The Anazazi in Chaco Canyon grew crops in multiple locations and then distributed it, ostensibly (but probably not) equally. In describing this he artlessly demolishes command economics or the economics of state-sponsored redistribution of wealth. The risk of redistribution is that “it required a complex political and social system to integrate activities between different sites”, and “lots of people ended up starving to death when that complex system collapsed”. This is an inherent problem with command economics: when a planned economy goes wrong, thousands or even millions of people end up starving to death – as in Bengal in 1770 in the days of the East India Company, as under Stalin in the Ukraine in the 1930’s, and as in Ethiopia in the 1980’s. When a market economy goes wrong, there may be widespread malnutrition, but there won’t be mass starvation. It’d be interesting to see how many people actually starved during the Great Depression – but you may be sure it won’t be many.
Moving onto some success stories, he spends some time discussing an area he does know something about, the Highlands of Papua New Guinea. Here we have a culture that has embraced innovation, a culture that has found it necessary to abandon conservatism or resistance to change. Conservatism though, he argues, comes from being on the edge, facing a survival situation. We dare not change things, if changing things pushes us over the edge to destruction. And yet, the adaptable highland tribal people of PNG have done just that – embraced change, done things differently, and not only survived but have prospered. In contrast he notes that the Norse settlements in Greenland ultimately failed (though climate change was also a causal factor) because of conservatism – what worked in Norway, should work in Greenland: but it didn’t. The differences were subtle and complex, and were difficult to understand or comprehend given the knowledge and technology of the time.

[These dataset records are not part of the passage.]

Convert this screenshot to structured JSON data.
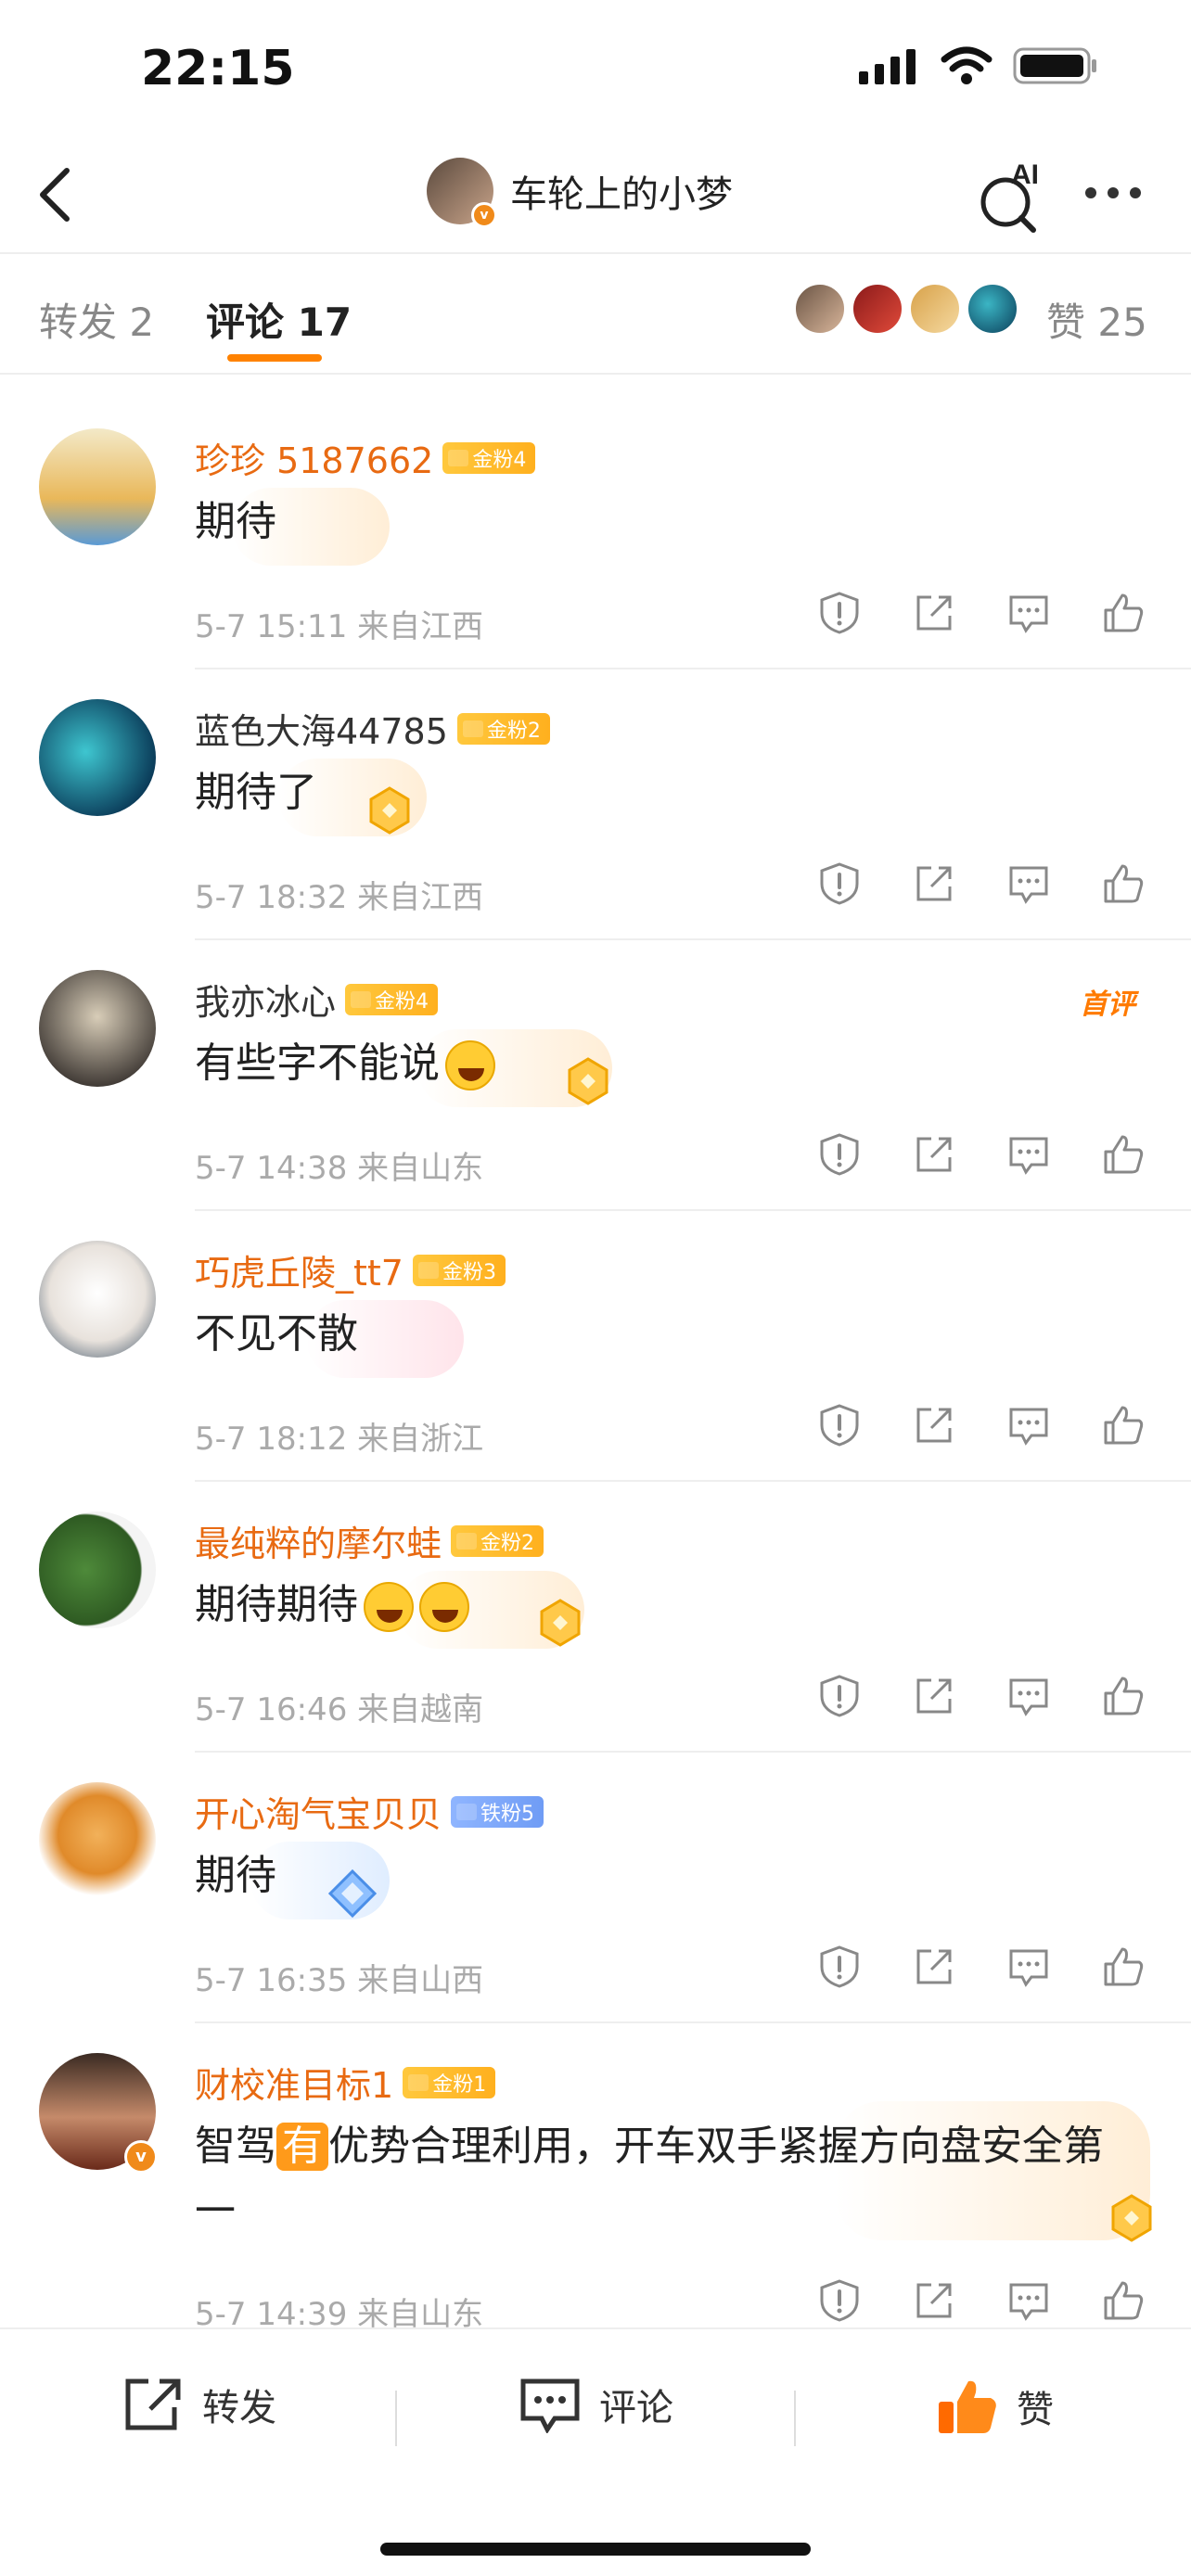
{
  "status_bar": {
    "time": "22:15"
  },
  "header": {
    "author_name": "车轮上的小梦",
    "ai_label": "AI"
  },
  "tabs": {
    "repost": "转发 2",
    "comment": "评论 17",
    "likes_label": "赞 25"
  },
  "comments": [
    {
      "username": "珍珍 5187662",
      "vip": true,
      "badge": "金粉4",
      "badge_type": "gold",
      "text": "期待",
      "time": "5-7 15:11",
      "location": "来自江西",
      "first": false,
      "tag_label": ""
    },
    {
      "username": "蓝色大海44785",
      "vip": false,
      "badge": "金粉2",
      "badge_type": "gold",
      "text": "期待了",
      "time": "5-7 18:32",
      "location": "来自江西",
      "first": false,
      "tag_label": ""
    },
    {
      "username": "我亦冰心",
      "vip": false,
      "badge": "金粉4",
      "badge_type": "gold",
      "text": "有些字不能说",
      "time": "5-7 14:38",
      "location": "来自山东",
      "first": true,
      "tag_label": "首评"
    },
    {
      "username": "巧虎丘陵_tt7",
      "vip": true,
      "badge": "金粉3",
      "badge_type": "gold",
      "text": "不见不散",
      "time": "5-7 18:12",
      "location": "来自浙江",
      "first": false,
      "tag_label": ""
    },
    {
      "username": "最纯粹的摩尔蛙",
      "vip": true,
      "badge": "金粉2",
      "badge_type": "gold",
      "text": "期待期待",
      "time": "5-7 16:46",
      "location": "来自越南",
      "first": false,
      "tag_label": ""
    },
    {
      "username": "开心淘气宝贝贝",
      "vip": true,
      "badge": "铁粉5",
      "badge_type": "iron",
      "text": "期待",
      "time": "5-7 16:35",
      "location": "来自山西",
      "first": false,
      "tag_label": ""
    },
    {
      "username": "财校准目标1",
      "vip": true,
      "badge": "金粉1",
      "badge_type": "gold",
      "text_pre": "智驾",
      "text_highlight": "有",
      "text_post": "优势合理利用，开车双手紧握方向盘安全第一",
      "time": "5-7 14:39",
      "location": "来自山东",
      "first": false,
      "tag_label": ""
    }
  ],
  "bottom_bar": {
    "repost": "转发",
    "comment": "评论",
    "like": "赞"
  },
  "colors": {
    "accent": "#ff8200",
    "vip_name": "#e86a12",
    "gold_badge": "#ffb01e",
    "iron_badge": "#6f9cf5"
  }
}
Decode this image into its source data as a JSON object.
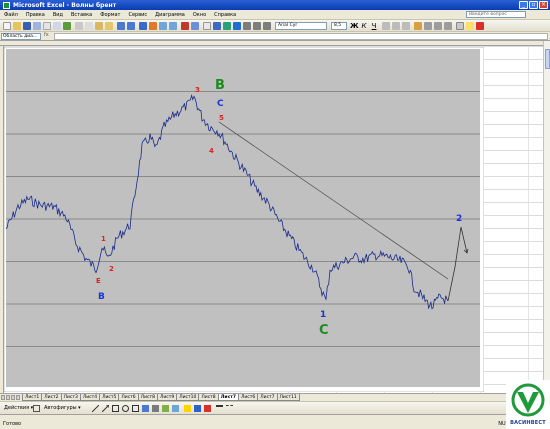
{
  "window": {
    "title": "Microsoft Excel - Волны брент",
    "buttons": [
      "_",
      "▫",
      "×"
    ]
  },
  "menu": {
    "items": [
      "Файл",
      "Правка",
      "Вид",
      "Вставка",
      "Формат",
      "Сервис",
      "Диаграмма",
      "Окно",
      "Справка"
    ],
    "ask_placeholder": "Введите вопрос"
  },
  "toolbar": {
    "font_name": "Arial Cyr",
    "font_size": "8,5"
  },
  "formula_bar": {
    "name_box": "Область диа...",
    "fx": "fx"
  },
  "sheet_tabs": {
    "tabs": [
      "Лист1",
      "Лист2",
      "Лист3",
      "Лист4",
      "Лист5",
      "Лист6",
      "Лист8",
      "Лист9",
      "Лист10",
      "Лист8",
      "Лист7",
      "Лист6",
      "Лист7",
      "Лист11"
    ],
    "active_index": 10
  },
  "draw_toolbar": {
    "actions_label": "Действия ▾",
    "autoshapes_label": "Автофигуры ▾"
  },
  "status": {
    "ready": "Готово",
    "num": "NUM"
  },
  "logo": {
    "brand": "ВАСИНВЕСТ"
  },
  "colors": {
    "plot_bg": "#c0c0c0",
    "wave_label_red": "#e02020",
    "wave_label_blue": "#1a33d9",
    "wave_label_green": "#1f8a1f",
    "projection_blue": "#1f5fd0",
    "logo_green": "#1e9a3a"
  },
  "chart_data": {
    "type": "line",
    "title": "",
    "xlabel": "",
    "ylabel": "",
    "grid": true,
    "legend": "none",
    "annotations": {
      "wave_labels": [
        {
          "text": "1",
          "color": "red"
        },
        {
          "text": "2",
          "color": "red"
        },
        {
          "text": "E",
          "color": "red"
        },
        {
          "text": "B",
          "color": "blue"
        },
        {
          "text": "3",
          "color": "red"
        },
        {
          "text": "4",
          "color": "red"
        },
        {
          "text": "5",
          "color": "red"
        },
        {
          "text": "B",
          "color": "green"
        },
        {
          "text": "C",
          "color": "blue"
        },
        {
          "text": "1",
          "color": "blue"
        },
        {
          "text": "C",
          "color": "green"
        },
        {
          "text": "2",
          "color": "blue"
        }
      ]
    }
  }
}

Is “progress” sustainable at all? He notes that Inuit hunter-gatherers lasted 500 years in Greenland. But aboriginal hunter-gatherers in Australia lasted 40,000 years. What’s the difference? Is “progress” itself a bad thing? Me personally, I don’t think it is. I don’t think a culture that doesn’t change or grow is healthy at all. That’s as true for hunter-gatherers as it was for the more advanced Roman state which remained at broadly the same technical level for a thousand years. Underlying all of this discussion is the importance of engaged, enthusiastic and committed citizens, insightful and courageous leaders, and a willingness to look at the bigger picture and think about the long term.
Diamond draws some thought-provoking conclusions, some of which are truism, to a degree; others, less obvious and more challenging to me. He suggests that we need to challenge our deeply held core beliefs – some of them are compatible with the survival of society; some of them, have to be given up in order to survive. As true for individuals as for cultures.
More challenging though, “in all politically complex human societies in which people encounter other individuals with whom they have no ties of family or clan relationship, government regulation has arisen precisely because it was found to be necessary for the enforcement of moral principles”. This is about what he calls the “tragedy of the commons” – people in general do not behave in a way that prospers the common good, but in a way that prospers them as individuals. But there is always a “commons”; we need the common good. Therefore – though it break my heart to write it – I have to acknowledge that it IS the job of the State to make men moral.
In the end, Diamond is hopeful. He argues that (in our market economy) it is the PUBLIC – the customers – and not the State, and not businesses or corporations, who have the ultimate power to change the behaviour of businesses and ensure we move forward in a sustainable way.